Under the current system, someone who wants to change the gender marker on their ID can bring an amended birth certificate or a letter signed and dated by a doctor to a BMV branch themselves.
Now, new rules proposed by the BMV would impose multiple additional hurdles for trans and nonbinary Hoosiers who are trying to obtain IDs with the correct gender marker.
"In order to change gender identity under the proposed new rules, a person would have to get a form from the Department of Health and then have their physician sign it stating that the person 'has been under my care and has received appropriate clinical treatment for transition,'" reported the Tribune Staron Saturday.
"They then have to mail the form back to the department with a photo ID. The department will mail back a confirmation that the individual will take to a BMV office to get the revised ID," the Tribune Star continued.
Advocates say that the new rules will worsen the existing obstacles faced by trans and nonbinary people in the state.

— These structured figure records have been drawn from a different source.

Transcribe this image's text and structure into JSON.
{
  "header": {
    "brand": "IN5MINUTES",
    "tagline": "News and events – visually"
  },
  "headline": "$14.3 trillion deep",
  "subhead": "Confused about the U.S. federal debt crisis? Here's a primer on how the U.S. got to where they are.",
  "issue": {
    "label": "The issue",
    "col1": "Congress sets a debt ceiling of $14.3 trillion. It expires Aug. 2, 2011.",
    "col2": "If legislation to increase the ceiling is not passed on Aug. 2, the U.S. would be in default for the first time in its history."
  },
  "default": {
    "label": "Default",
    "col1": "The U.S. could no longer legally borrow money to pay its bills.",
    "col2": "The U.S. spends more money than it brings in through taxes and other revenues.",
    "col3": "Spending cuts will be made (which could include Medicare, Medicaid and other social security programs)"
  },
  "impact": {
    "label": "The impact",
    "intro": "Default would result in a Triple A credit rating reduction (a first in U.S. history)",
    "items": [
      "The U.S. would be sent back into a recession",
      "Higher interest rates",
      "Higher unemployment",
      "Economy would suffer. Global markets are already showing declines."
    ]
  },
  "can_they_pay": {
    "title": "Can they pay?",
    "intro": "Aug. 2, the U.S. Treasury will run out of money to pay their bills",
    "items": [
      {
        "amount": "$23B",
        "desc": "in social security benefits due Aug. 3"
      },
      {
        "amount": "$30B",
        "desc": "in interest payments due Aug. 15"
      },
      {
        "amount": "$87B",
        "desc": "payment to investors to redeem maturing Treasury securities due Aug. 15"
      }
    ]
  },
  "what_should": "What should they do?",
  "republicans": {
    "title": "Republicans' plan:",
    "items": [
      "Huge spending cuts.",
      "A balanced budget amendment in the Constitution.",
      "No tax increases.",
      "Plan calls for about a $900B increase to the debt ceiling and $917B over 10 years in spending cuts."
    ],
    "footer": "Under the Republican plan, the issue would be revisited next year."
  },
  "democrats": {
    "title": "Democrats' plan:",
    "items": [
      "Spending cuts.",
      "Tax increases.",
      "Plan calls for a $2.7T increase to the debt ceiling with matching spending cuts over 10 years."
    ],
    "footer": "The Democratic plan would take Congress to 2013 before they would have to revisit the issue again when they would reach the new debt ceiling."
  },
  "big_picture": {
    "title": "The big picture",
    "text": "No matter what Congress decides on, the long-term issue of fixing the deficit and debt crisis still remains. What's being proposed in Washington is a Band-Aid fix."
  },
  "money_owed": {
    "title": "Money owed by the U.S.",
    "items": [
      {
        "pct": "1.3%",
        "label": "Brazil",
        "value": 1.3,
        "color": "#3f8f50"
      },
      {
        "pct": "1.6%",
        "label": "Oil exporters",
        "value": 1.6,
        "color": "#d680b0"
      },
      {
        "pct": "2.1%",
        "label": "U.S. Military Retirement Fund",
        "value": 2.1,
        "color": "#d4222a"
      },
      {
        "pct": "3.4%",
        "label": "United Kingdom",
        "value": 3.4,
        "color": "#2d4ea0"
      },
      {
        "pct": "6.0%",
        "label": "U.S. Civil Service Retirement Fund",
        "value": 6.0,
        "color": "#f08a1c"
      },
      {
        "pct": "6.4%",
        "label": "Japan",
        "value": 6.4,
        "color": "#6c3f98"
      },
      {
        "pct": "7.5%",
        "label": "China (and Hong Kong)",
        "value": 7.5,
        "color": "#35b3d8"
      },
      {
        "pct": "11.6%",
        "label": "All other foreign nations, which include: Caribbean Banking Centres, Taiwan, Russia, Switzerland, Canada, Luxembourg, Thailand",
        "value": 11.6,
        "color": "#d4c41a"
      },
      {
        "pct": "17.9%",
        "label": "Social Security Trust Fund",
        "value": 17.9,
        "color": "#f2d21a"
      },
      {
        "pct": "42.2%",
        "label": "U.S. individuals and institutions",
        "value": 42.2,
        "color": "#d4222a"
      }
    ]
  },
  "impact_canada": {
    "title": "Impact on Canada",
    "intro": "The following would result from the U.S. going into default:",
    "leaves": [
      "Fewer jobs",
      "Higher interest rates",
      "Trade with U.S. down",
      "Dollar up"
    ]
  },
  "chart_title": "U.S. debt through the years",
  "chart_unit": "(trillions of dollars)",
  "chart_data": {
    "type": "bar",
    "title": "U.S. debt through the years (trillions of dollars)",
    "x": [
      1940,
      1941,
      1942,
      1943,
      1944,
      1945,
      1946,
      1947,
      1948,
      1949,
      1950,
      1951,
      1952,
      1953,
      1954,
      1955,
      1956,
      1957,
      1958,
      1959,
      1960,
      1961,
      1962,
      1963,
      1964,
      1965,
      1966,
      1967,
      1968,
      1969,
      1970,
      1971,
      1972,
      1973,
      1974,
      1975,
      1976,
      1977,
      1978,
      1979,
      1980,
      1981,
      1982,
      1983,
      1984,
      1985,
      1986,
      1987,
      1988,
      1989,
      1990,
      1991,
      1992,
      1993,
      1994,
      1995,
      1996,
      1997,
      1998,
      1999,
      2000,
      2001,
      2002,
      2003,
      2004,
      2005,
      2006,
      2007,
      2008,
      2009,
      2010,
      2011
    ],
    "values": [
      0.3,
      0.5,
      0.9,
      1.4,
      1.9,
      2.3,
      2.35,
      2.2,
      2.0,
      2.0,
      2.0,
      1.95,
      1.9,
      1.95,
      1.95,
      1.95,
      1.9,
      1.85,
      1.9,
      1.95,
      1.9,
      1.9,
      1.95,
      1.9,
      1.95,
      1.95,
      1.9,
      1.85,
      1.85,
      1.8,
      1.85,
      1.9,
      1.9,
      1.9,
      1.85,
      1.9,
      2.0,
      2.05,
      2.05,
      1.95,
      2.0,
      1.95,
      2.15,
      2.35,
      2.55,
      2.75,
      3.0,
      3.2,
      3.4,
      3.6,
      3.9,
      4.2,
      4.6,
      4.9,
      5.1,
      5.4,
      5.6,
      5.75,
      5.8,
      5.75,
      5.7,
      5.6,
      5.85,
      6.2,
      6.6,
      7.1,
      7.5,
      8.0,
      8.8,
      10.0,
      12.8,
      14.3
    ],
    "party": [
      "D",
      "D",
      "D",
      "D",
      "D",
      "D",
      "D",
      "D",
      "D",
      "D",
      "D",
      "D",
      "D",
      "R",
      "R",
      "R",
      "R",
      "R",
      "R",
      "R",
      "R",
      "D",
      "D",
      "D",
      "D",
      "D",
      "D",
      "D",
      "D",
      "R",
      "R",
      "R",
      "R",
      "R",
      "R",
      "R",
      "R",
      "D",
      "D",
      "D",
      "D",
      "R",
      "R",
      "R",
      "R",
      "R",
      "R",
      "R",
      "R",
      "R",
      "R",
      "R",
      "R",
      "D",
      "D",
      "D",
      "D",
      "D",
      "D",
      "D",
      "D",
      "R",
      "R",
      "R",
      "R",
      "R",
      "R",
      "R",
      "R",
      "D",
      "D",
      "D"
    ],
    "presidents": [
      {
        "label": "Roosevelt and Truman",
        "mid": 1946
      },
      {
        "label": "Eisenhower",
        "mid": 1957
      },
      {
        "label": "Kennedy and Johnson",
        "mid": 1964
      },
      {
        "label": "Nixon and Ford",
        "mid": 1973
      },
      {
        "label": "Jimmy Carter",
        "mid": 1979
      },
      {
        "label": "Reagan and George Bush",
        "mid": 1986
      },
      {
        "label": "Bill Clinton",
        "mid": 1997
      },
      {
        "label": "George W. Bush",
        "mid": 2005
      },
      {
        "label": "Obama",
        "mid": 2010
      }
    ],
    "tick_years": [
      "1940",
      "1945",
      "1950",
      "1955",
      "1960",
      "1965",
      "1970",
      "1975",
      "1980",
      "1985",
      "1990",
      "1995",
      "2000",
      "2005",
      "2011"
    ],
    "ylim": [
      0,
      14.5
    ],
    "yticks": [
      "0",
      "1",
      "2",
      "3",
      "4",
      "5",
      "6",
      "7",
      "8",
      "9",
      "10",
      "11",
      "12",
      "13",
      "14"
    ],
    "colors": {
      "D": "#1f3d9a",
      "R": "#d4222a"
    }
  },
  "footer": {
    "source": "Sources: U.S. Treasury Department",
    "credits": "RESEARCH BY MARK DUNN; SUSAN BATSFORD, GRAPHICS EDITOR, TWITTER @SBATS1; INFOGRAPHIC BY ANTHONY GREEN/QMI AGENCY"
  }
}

"What it's going to do is that it will make it more difficult and more dangerous for our clients to get an accurate identification and that's going to put them at risk," said Megan Stuart, the director of the LGBT Project at Indiana Legal Services.
Many trans and nonbinary people do not medically transition, meaning it might not be easy to obtain a note from a physician saying they've received "clinical treatment for transition."
Indiana began offering driver's licenses with the gender-neutral "X" for nonbinary people earlier this year. But the change only came after a group threatened to sue over the limited options.
The state says it will no longer issue any gender-neutral IDs until the new rules are finalized, though it is still working with people to change their gender markers under the current system from male to female, or vice versa.
Having the wrong gender on an ID can endanger trans and nonbinary people. Nearly one-third of trans people reported being harassed, denied services, or attacked for having an ID with a name or gender that did not match their presentation, as reported by the National Center for Transgender Equality. It can also lead to feelings of dysphoria or anxiety.